In a nuclear materials processing plant, the recovery operation on a set of old cylinders containing fluorine was ongoing; their contents were intended for inerting along with cylinder disposal. An ignited fluorine gas leak occurred on a manual valve of the product return system and burnt the hand of the technician handling it. A second plant technician, who intervened with a fire extinguisher to put out the blaze, experienced irritation in the throat. The occupational medical service took care of the 10 workers present in the vicinity of the installation who had likely inhaled fluorine. The operator estimated the amount of fluoride released into the atmosphere at 5 kg. The valve and a section of the pipeline were destroyed.

This type of accident had already occurred on the site, and the operator offered two hypotheses: an inerting malfunction of the pipes and valves of the recovery system and/or a far too high speed of fluorine gas likely to breakdown the passivity of the metal and make a hole in it causing an ignited leak. The operator considered the second hypothesis more plausible.

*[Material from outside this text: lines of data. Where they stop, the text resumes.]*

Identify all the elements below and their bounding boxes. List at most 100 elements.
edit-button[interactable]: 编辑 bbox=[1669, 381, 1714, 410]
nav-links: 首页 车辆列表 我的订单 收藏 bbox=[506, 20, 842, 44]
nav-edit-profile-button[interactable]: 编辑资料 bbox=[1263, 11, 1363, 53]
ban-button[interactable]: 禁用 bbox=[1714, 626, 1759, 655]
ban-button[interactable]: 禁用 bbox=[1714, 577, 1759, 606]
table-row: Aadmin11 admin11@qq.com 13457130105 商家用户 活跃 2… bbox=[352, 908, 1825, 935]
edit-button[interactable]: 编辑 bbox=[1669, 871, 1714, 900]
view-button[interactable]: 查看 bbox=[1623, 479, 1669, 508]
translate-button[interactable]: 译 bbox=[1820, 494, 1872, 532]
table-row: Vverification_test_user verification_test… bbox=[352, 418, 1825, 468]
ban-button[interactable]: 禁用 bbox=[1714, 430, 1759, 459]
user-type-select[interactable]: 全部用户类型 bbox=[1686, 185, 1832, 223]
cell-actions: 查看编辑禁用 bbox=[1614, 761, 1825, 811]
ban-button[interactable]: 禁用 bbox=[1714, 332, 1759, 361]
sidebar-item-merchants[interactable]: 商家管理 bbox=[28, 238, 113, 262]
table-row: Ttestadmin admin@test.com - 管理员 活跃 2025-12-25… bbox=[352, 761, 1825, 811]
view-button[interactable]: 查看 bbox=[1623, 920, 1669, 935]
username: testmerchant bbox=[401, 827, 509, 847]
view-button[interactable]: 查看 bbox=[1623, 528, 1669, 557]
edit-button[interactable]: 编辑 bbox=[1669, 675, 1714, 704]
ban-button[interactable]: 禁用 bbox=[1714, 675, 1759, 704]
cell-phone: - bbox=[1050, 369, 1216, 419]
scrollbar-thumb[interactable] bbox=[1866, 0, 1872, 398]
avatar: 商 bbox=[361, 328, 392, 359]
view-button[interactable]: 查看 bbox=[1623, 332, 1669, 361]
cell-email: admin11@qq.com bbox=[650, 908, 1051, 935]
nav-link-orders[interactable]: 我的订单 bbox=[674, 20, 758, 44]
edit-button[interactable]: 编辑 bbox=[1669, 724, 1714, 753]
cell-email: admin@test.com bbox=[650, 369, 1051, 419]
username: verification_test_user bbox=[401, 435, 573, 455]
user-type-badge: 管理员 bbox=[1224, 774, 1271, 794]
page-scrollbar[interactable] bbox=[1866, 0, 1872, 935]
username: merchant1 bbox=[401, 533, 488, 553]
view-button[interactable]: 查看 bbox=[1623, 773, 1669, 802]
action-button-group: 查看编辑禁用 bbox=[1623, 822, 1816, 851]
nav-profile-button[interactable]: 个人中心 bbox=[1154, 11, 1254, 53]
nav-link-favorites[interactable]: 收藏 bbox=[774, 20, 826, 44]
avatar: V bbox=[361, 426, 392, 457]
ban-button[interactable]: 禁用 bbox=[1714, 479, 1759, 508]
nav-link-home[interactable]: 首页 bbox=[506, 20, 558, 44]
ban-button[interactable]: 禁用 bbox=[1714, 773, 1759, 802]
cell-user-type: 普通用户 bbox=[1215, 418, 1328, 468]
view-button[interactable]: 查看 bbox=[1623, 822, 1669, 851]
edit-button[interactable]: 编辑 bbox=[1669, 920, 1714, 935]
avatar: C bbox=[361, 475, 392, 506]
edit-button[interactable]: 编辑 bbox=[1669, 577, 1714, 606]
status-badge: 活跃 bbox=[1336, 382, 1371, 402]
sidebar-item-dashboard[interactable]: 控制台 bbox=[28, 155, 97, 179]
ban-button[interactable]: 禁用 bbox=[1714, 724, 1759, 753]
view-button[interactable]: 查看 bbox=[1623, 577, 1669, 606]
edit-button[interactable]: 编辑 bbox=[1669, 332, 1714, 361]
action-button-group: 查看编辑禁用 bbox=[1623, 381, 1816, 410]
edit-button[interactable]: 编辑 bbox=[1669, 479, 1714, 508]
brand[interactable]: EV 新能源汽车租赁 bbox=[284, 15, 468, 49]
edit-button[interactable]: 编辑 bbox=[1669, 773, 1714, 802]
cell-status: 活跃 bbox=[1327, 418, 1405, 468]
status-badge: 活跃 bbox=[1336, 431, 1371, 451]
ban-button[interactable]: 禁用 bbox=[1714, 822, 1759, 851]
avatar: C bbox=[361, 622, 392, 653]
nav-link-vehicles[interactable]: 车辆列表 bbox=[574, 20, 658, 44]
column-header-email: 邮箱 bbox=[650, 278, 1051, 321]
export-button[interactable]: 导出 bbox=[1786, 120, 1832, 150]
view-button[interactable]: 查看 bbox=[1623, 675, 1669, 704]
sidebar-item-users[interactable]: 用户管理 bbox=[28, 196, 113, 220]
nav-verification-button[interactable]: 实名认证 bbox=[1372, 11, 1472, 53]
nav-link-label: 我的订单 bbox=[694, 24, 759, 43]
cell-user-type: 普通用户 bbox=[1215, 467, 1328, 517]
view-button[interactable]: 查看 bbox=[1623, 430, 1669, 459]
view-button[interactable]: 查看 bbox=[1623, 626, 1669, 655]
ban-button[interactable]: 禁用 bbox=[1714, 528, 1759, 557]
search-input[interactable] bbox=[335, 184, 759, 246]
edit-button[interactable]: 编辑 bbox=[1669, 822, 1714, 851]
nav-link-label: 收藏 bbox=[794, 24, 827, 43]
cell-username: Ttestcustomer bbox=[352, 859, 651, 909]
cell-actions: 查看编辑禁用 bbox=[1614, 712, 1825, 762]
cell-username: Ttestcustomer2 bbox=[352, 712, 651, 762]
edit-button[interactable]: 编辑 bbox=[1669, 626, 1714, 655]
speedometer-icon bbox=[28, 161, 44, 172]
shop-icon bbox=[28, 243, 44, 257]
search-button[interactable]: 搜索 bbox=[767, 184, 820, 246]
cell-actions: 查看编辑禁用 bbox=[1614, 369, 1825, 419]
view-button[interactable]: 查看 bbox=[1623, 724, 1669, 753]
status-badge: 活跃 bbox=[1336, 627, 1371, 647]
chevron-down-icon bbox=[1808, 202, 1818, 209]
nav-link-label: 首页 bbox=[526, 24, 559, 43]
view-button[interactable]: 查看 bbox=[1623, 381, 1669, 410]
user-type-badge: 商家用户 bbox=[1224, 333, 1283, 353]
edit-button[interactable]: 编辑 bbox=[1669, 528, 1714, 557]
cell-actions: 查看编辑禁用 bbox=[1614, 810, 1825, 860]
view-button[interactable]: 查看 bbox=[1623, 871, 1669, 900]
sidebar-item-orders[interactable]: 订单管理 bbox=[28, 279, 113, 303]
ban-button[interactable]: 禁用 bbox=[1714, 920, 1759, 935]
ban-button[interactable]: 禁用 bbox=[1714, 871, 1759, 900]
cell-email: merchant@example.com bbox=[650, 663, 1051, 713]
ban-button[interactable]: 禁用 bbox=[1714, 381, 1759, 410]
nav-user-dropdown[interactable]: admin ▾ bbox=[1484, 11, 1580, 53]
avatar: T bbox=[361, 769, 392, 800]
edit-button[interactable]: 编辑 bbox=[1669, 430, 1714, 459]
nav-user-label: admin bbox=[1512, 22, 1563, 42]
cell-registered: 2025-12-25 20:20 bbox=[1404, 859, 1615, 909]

The Classified Facilities Inspectorate and Labour Inspectorate visited the site on 14th December and found that the risk of fluorine leakage and induced thermal effects, although well known to the operator, had not been sufficiently taken into account: the existence of a manual valve, even though a pneumatic valve was recommended; no protective screen between the valves, pipes and technicians; non-fire-proofed gloves distributed to technicians; respiratory protection equipment not worn; no system for directing and capturing any accidental leaks for which the maximum potential consequences have not yet been assessed; and the document indicating the principles for handling such an operation failing to meet quality criteria. The operator was therefore required to interrupt the recovery operations for inerting until submitting the findings of its investigation into the causes of the incident and to correct the malfunctions observed, notably by implementing action systems and remote viewing, and installing a ventilated anti-contamination tent over the entire return circuit to collect any toxic gas leaks and channel them to an appropriate waste destruction system, etc.